Father, God, will You, oh Holy One, do exactly that?
Here, in the space of these next brief moments, meet us, God. In the hurry, in the ache, in the loss, in the lonely, in the whatever-we-are-feeling….show us that You are indeed “our Father.”
Here starts the very beginning of the sample prayer given in Matthew 6 by the Lord Jesus Christ as He responds to a request from His disciples.
“Lord, teach us to pray.” (Luke 11:1)
Carefully constructed, yet deeply personal, these 52 words (depending on your translation) are among the most well known in all of Scripture.

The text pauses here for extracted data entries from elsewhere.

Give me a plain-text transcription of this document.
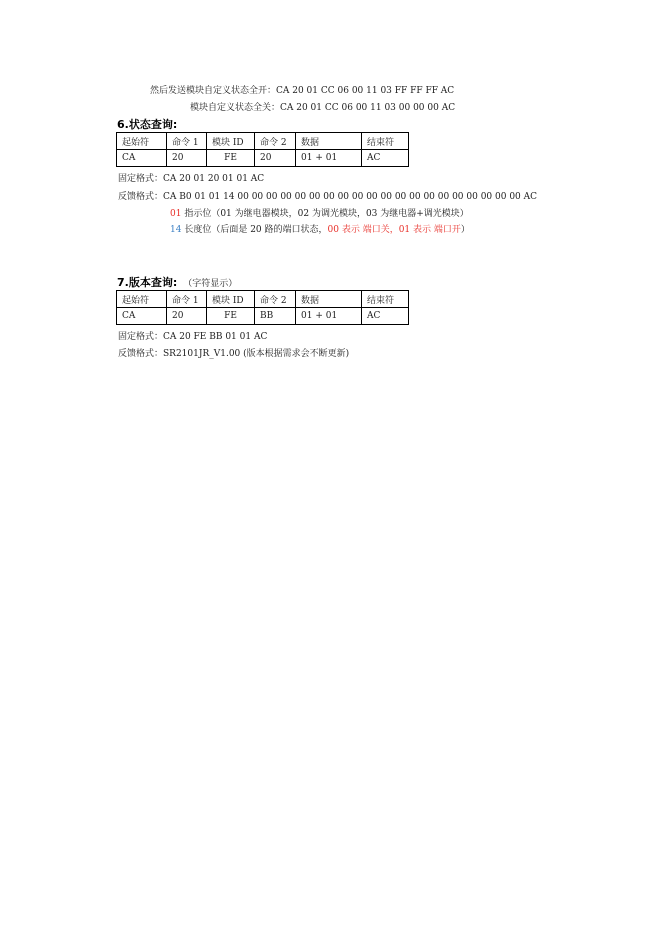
然后发送模块自定义状态全开：CA 20 01 CC 06 00 11 03 FF FF FF AC
模块自定义状态全关：CA 20 01 CC 06 00 11 03 00 00 00 AC
6.状态查询:
起始符	命令 1	模块 ID	命令 2	数据	结束符
CA	20	FE	20	01 + 01	AC
固定格式：CA 20 01 20 01 01 AC
反馈格式：CA B0 01 01 14 00 00 00 00 00 00 00 00 00 00 00 00 00 00 00 00 00 00 00 00 AC
01 指示位（01 为继电器模块，02 为调光模块，03 为继电器+调光模块）
14 长度位（后面是 20 路的端口状态，00 表示 端口关，01 表示 端口开）
7.版本查询: （字符显示）
起始符	命令 1	模块 ID	命令 2	数据	结束符
CA	20	FE	BB	01 + 01	AC
固定格式：CA 20 FE BB 01 01 AC
反馈格式：SR2101JR_V1.00 (版本根据需求会不断更新)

A few simple words, nothing grandiose or poetically riveting,
yet they speak powerfully of God’s character, His nature, and our place in His gospel story.
For it is only in light of the very nature of God,
that we discover our own identity and purpose.
“Our”
What a bold word for the God of the Universe to invite humanity to use as He leads us to talk with Him!
Our. It means shared.
Our. It denotes privileged access.
Our. It implies reciprocal relationship.
Shared.
First between Himself and us as He extends His hand, choosing to love us even as we were enemies of Him, hating His ways and walking in our own, clinging stubbornly, arrogantly, to our ways.

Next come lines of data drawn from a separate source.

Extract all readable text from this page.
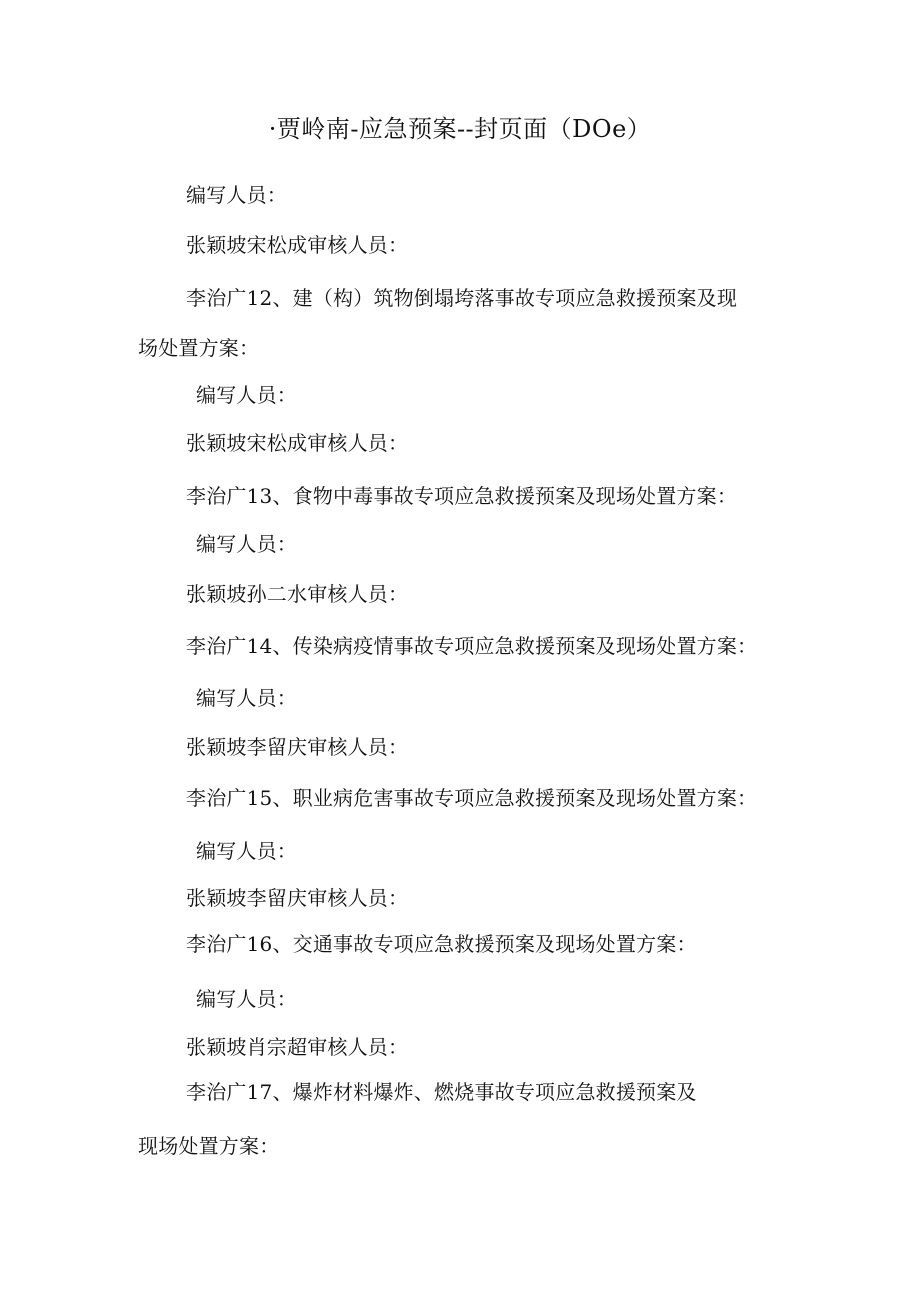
·贾岭南-应急预案--封页面（DOe）
编写人员：
张颖坡宋松成审核人员：
李治广12、建（构）筑物倒塌垮落事故专项应急救援预案及现
场处置方案：
编写人员：
张颖坡宋松成审核人员：
李治广13、食物中毒事故专项应急救援预案及现场处置方案：
编写人员：
张颖坡孙二水审核人员：
李治广14、传染病疫情事故专项应急救援预案及现场处置方案：
编写人员：
张颖坡李留庆审核人员：
李治广15、职业病危害事故专项应急救援预案及现场处置方案：
编写人员：
张颖坡李留庆审核人员：
李治广16、交通事故专项应急救援预案及现场处置方案：
编写人员：
张颖坡肖宗超审核人员：
李治广17、爆炸材料爆炸、燃烧事故专项应急救援预案及
现场处置方案：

“But God proves his own love for us in that while we were still sinners, Christ died for us.” (Romans 5:8)
In fact, we, in our sinful states, are so blinded to how wonderfully abundant and free it is to live for Jesus, that we cling, ridiculously and dangerously, to our sin, insisting we know better than the Father. Better than Our Father, who reaches out in love to save us from ourselves.
“We love because He first loved us.” (1 John 4:19)
Access.
Accessibility that we have never once deserved, no matter how many times we’ve gone to church, how many tax refunds we’ve racked up in donations, how many handfuls of bills we’ve passed to the homeless man on the corner, or how many times we’ve said yes to sacrificing something we didn’t really want to.

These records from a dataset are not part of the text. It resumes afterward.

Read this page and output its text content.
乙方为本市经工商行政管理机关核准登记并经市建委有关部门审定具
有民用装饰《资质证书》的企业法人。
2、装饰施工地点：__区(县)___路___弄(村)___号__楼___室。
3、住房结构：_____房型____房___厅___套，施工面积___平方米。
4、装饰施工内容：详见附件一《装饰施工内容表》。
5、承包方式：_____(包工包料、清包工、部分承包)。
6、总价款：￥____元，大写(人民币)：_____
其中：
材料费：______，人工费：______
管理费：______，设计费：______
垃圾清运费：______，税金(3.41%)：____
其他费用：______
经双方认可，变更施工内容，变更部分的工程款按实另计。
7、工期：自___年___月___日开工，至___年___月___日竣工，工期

None of that matters and none of it gets us access to the Holy One.
Because all of it is filthy rags. Every last scrap of it.
The Bible says we are just too broken to be good in the eyes of a righteous God.
A God we have no business having access to.
“ALL our righteous acts are like a polluted garment;
all of us wither like a leaf,
and our iniquities carry us away like the wind.” (Isaiah 64:6)
We are literally swept away like dry grass because of our sin.
BUT, Our Father graciously grants, out of His majestic love, total access.
Access to His riches by being co-heirs with Christ Himself. (Romans 8:17)
Access to an inheritance that will never fade. (1 Peter 1:4)
Access to His throne-room. (Hebrews 4:16)
Access to call Him “Our Father”.
“But to all who did receive Him, He gave them the right to be children of God, to those who believe in His name.” (John 1:12)
Relationship.
A relationship with zero chance of failure.
Regardless of the state of our earthly fathers, whether physically or emotionally absent, or wonderfully invested, we can fully rely on the consistency and adoration of our Heavenly Father.
Our God has no shortcomings.
He will forever protect. (Psalm 18:2)
Always guard. (1 Peter 1:5)
Never abandon. (Psalm 138:8)
Never shame. (Romans 8:1)
He is our perfect Father.
If we make Him ours by relying on His sacrificial death on our behalf,
as He took the punishment for our sin,
we are given the right to become His children; the right to call Him ours.
Here, in this precious relationship,
we find intimacy, depth, and sweetness in being fully known and fully loved.
How great is it that Yahweh Himself is ours?
“Who art in heaven” clearly reminds us, separation exists between us and God.
He is perfect and we are imperfect.
He is holy and we are not.
But Jesus Christ fills that gap by offering Himself in our place.
Taking on our sin and its consequences,
and giving us His Own Righteousness in exchange for our shame.
He becomes OURS!
Our.
One bold word.
One grand invitation.
Our Father, who art in Heaven.
It’s not just the introduction of an old prayer we recite to be spiritual, it’s an invitation from the King of Kings to be in intimate relationship with Him where we have access to a shared relationship between Him and us as our Father.
Won’t you come in, know Him, and pray?